Using Quartz.Net 2.0 With SQL Compact 4.0

Now that SQL Compact 4.0 is out, you might want to use it to as your Quartz.Net job store. Here is how to set up a Quartz.Net 2.0 scheduler with a SQL Compact 4.0 database.
First, you will need to download the SQL Compact 4.0 runtime and install it on the same box that will run the Quartz.Net scheduler. You can download the runtime directly from the Microsoft site. Be sure to download the correct version for the bit-ness of your operating system. Once it is installed, we’ll configure Quartz.Net to use it as the default job store.
Configuring Quartz.Net 2.0 to Use SQL Compact 4.0 as the Jobstore
By default, Quartz.Net uses a memory based jobstore. This means that all of the jobstore information (jobs, triggers, next fire times, etc.) is lost every time that the scheduler is stopped. A database job store lets you persist this information so that the next time the scheduler starts you will not need to create all of your job and trigger information.
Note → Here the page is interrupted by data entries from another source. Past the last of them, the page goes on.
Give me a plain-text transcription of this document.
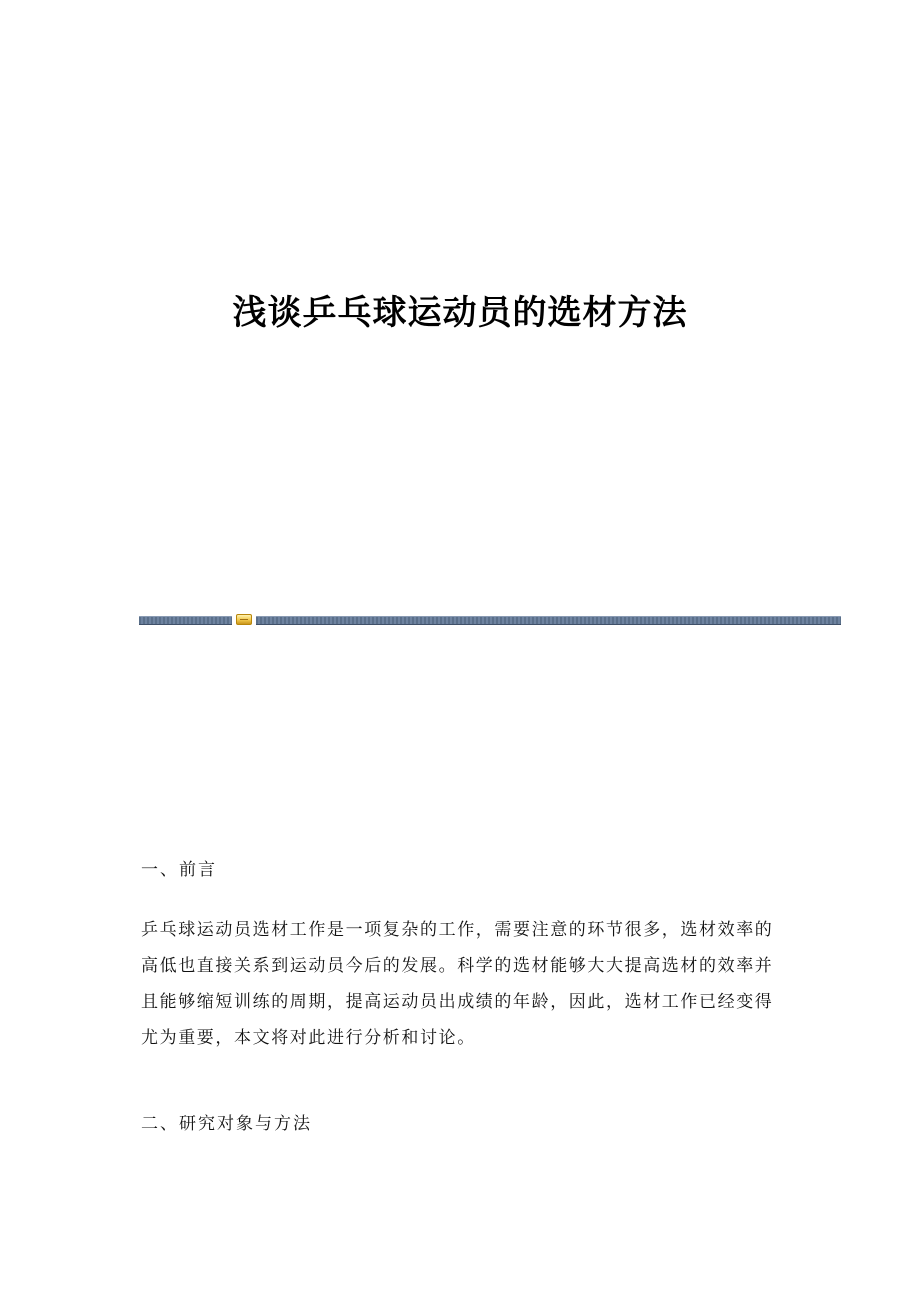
浅谈乒乓球运动员的选材方法
一、前言
乒乓球运动员选材工作是一项复杂的工作，需要注意的环节很多，选材效率的
高低也直接关系到运动员今后的发展。科学的选材能够大大提高选材的效率并
且能够缩短训练的周期，提高运动员出成绩的年龄，因此，选材工作已经变得
尤为重要，本文将对此进行分析和讨论。
二、研究对象与方法
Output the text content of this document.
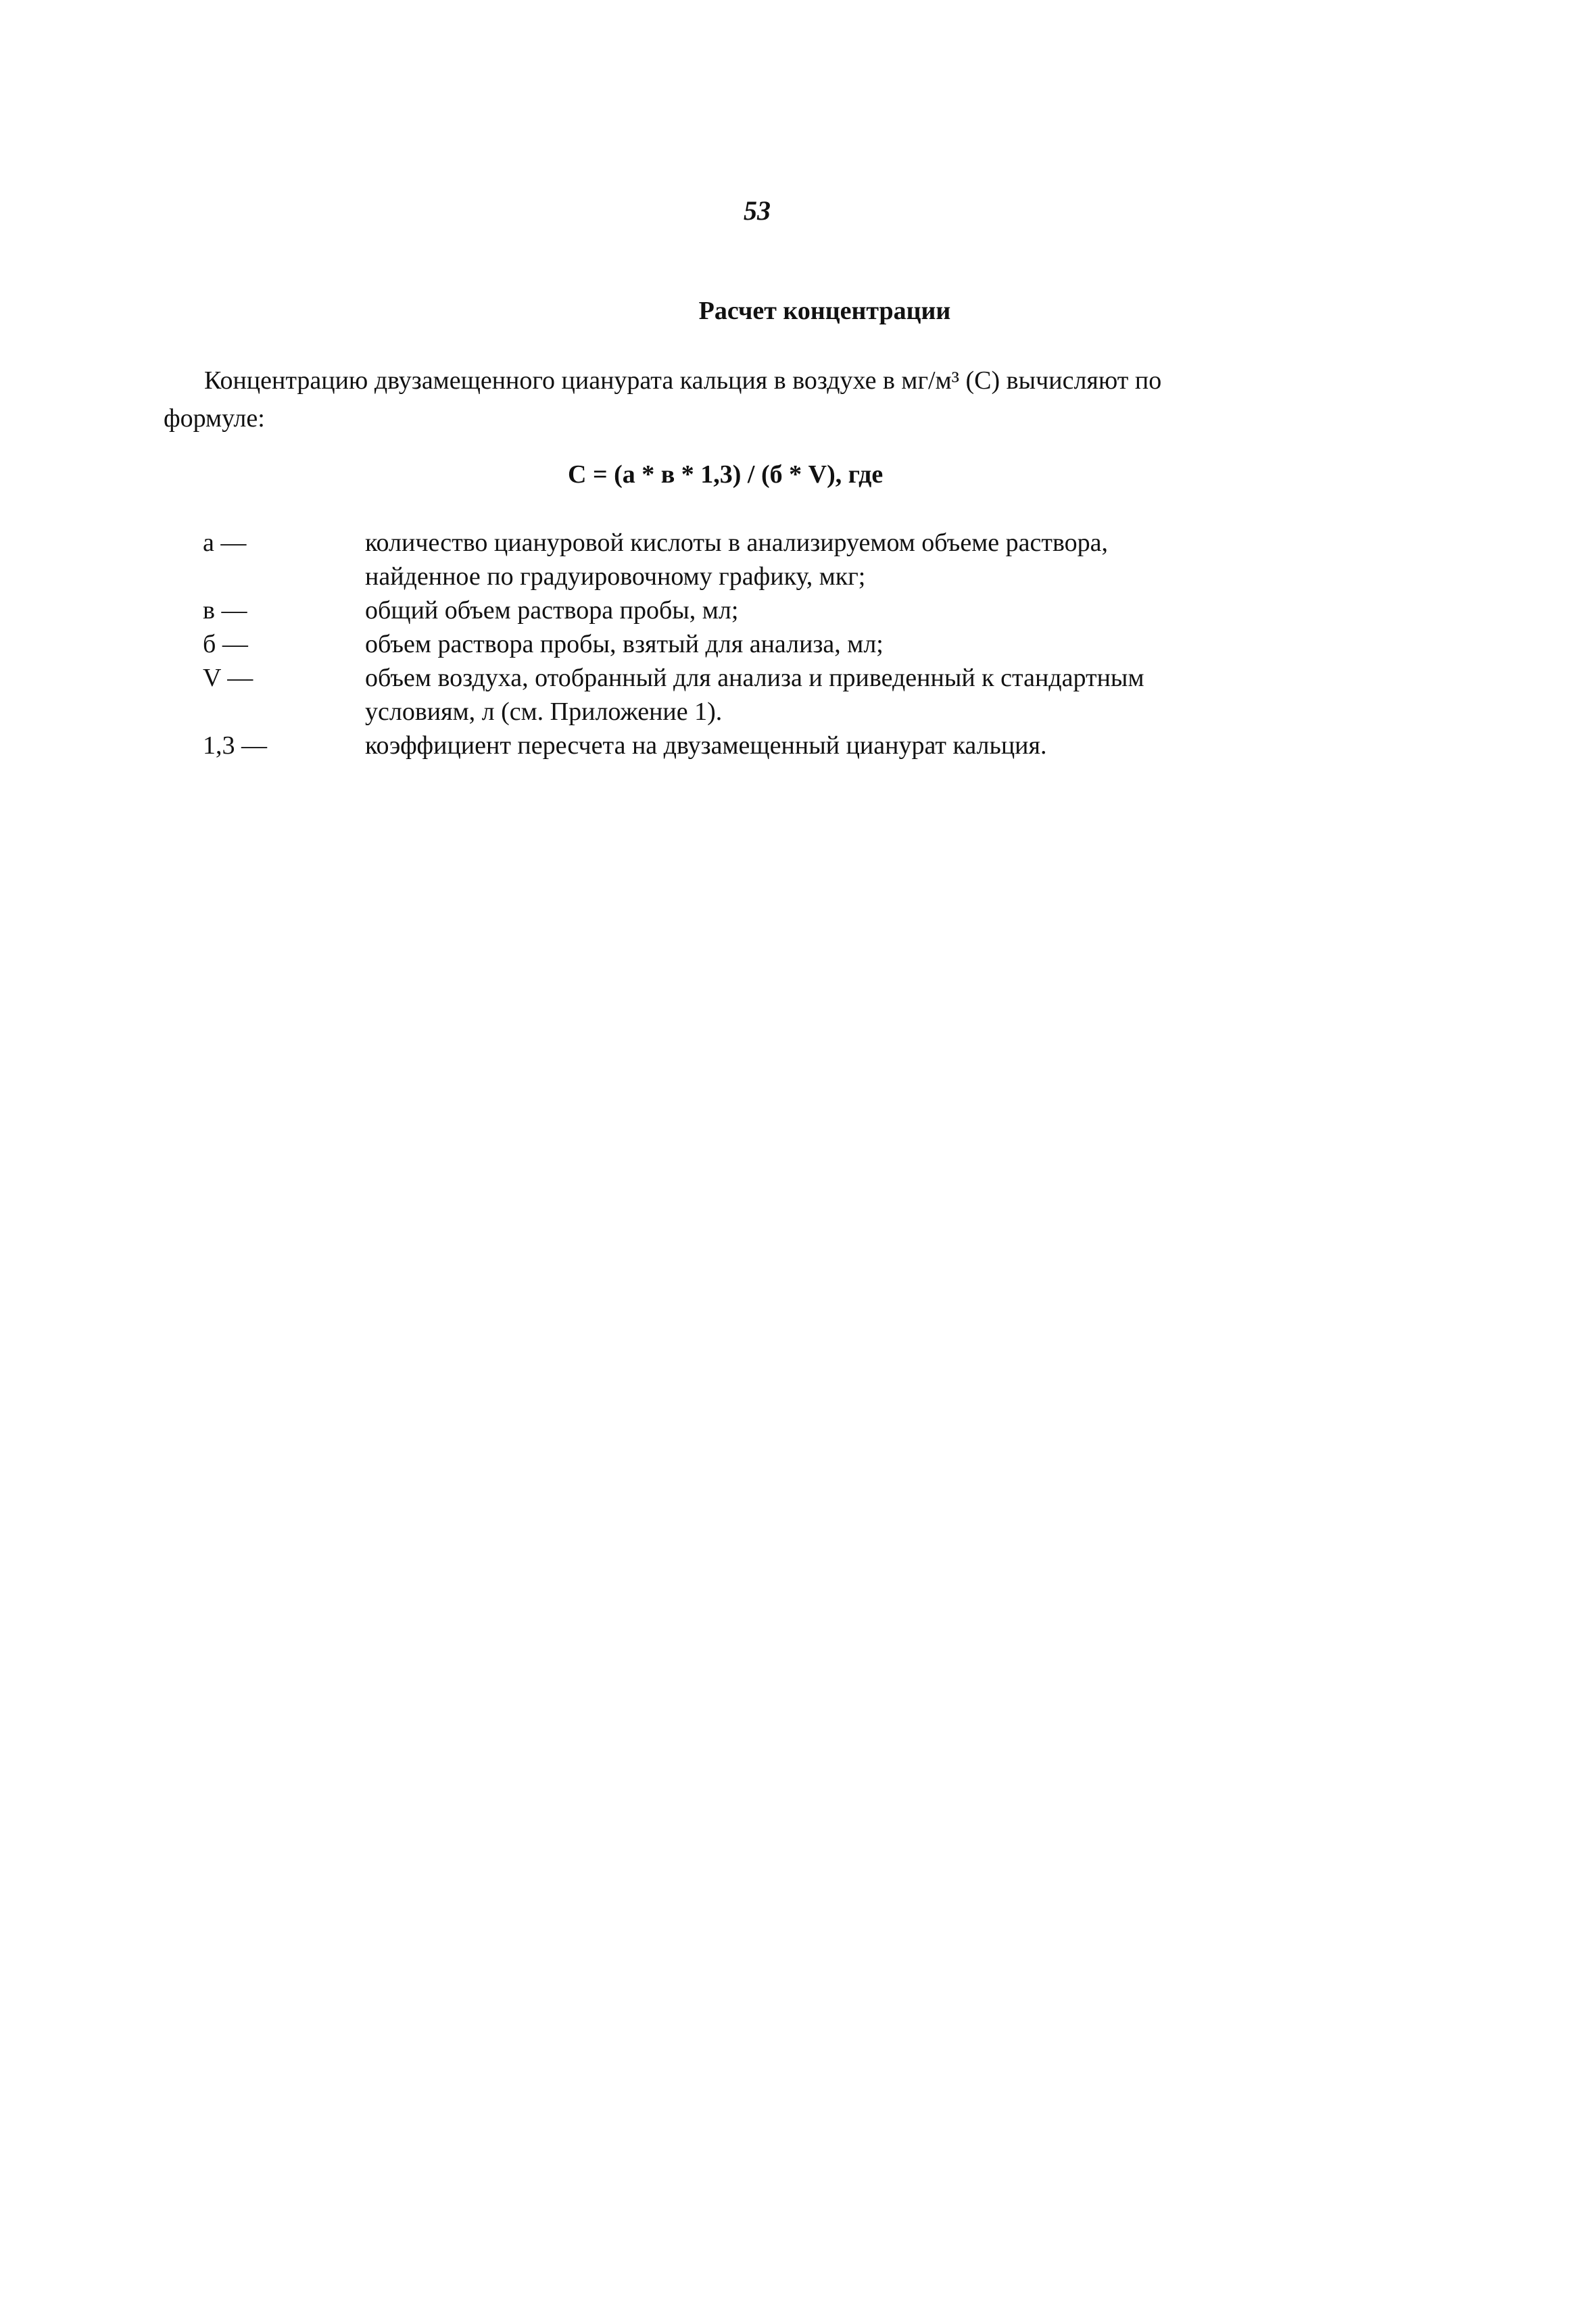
53
Расчет концентрации
Концентрацию двузамещенного цианурата кальция в воздухе в мг/м³ (С) вычисляют по
формуле:
С = (а * в * 1,3) / (б * V), где
а —	количество циануровой кислоты в анализируемом объеме раствора, найденное по градуировочному графику, мкг;
в —	общий объем раствора пробы, мл;
б —	объем раствора пробы, взятый для анализа, мл;
V —	объем воздуха, отобранный для анализа и приведенный к стандартным условиям, л (см. Приложение 1).
1,3 —	коэффициент пересчета на двузамещенный цианурат кальция.
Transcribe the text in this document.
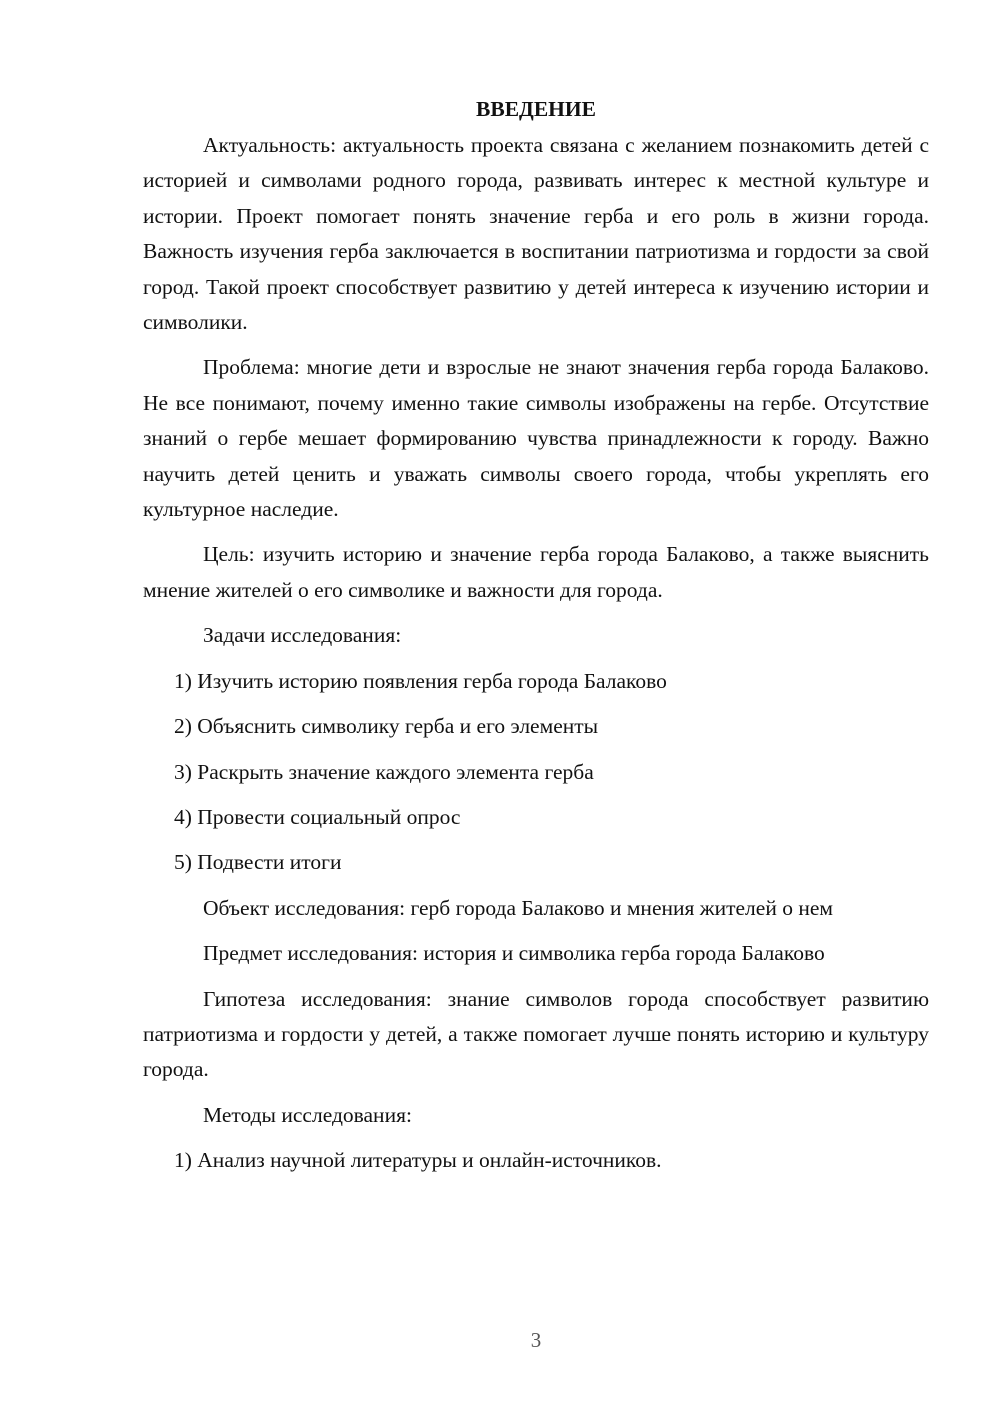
ВВЕДЕНИЕ

Актуальность: актуальность проекта связана с желанием познакомить детей с историей и символами родного города, развивать интерес к местной культуре и истории. Проект помогает понять значение герба и его роль в жизни города. Важность изучения герба заключается в воспитании патриотизма и гордости за свой город. Такой проект способствует развитию у детей интереса к изучению истории и символики.

Проблема: многие дети и взрослые не знают значения герба города Балаково. Не все понимают, почему именно такие символы изображены на гербе. Отсутствие знаний о гербе мешает формированию чувства принадлежности к городу. Важно научить детей ценить и уважать символы своего города, чтобы укреплять его культурное наследие.

Цель: изучить историю и значение герба города Балаково, а также выяснить мнение жителей о его символике и важности для города.

Задачи исследования:

1) Изучить историю появления герба города Балаково
2) Объяснить символику герба и его элементы
3) Раскрыть значение каждого элемента герба
4) Провести социальный опрос
5) Подвести итоги

Объект исследования: герб города Балаково и мнения жителей о нем

Предмет исследования: история и символика герба города Балаково

Гипотеза исследования: знание символов города способствует развитию патриотизма и гордости у детей, а также помогает лучше понять историю и культуру города.

Методы исследования:

1) Анализ научной литературы и онлайн-источников.
3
To use a database as the jobstore, you need to set several configuration properties. Here is a sample configuration that uses SQL Compact 4.0 as the job store:
quartz.jobStore.type = Quartz.Impl.AdoJobStore.JobStoreTX, Quartz
quartz.jobStore.driverDelegateType = Quartz.Impl.AdoJobStore.StdAdoDelegate, Quartz
quartz.jobStore.dataSource = quartzDataSource
quartz.dataSource.quartzDataSource.connectionString = Data Source=C:\quartz\quartz.sdf;Persist Security Info=False;
quartz.dataSource.quartzDataSource.provider = SqlServerCe-400

Setting Up the Database File
You will need a SQL Compact 4.0 database file in which to store the job store information. You can either create the database yourself (that’s a whole separate post itself, which I might write if there is enough interest…) or you can just download this empty database that I have already created. Once you have your database file ready to go, just change the data source for the connection string to point to the location of your database file.
Starting the Scheduler
Let’s start our scheduler so that we can see what to expect. Here’s what the console output looks like when everything works correctly:
If you already have a running instance of the scheduler, this post should tell you all that need to do to get your scheduler to use SQL Compact 4.0 as a job store.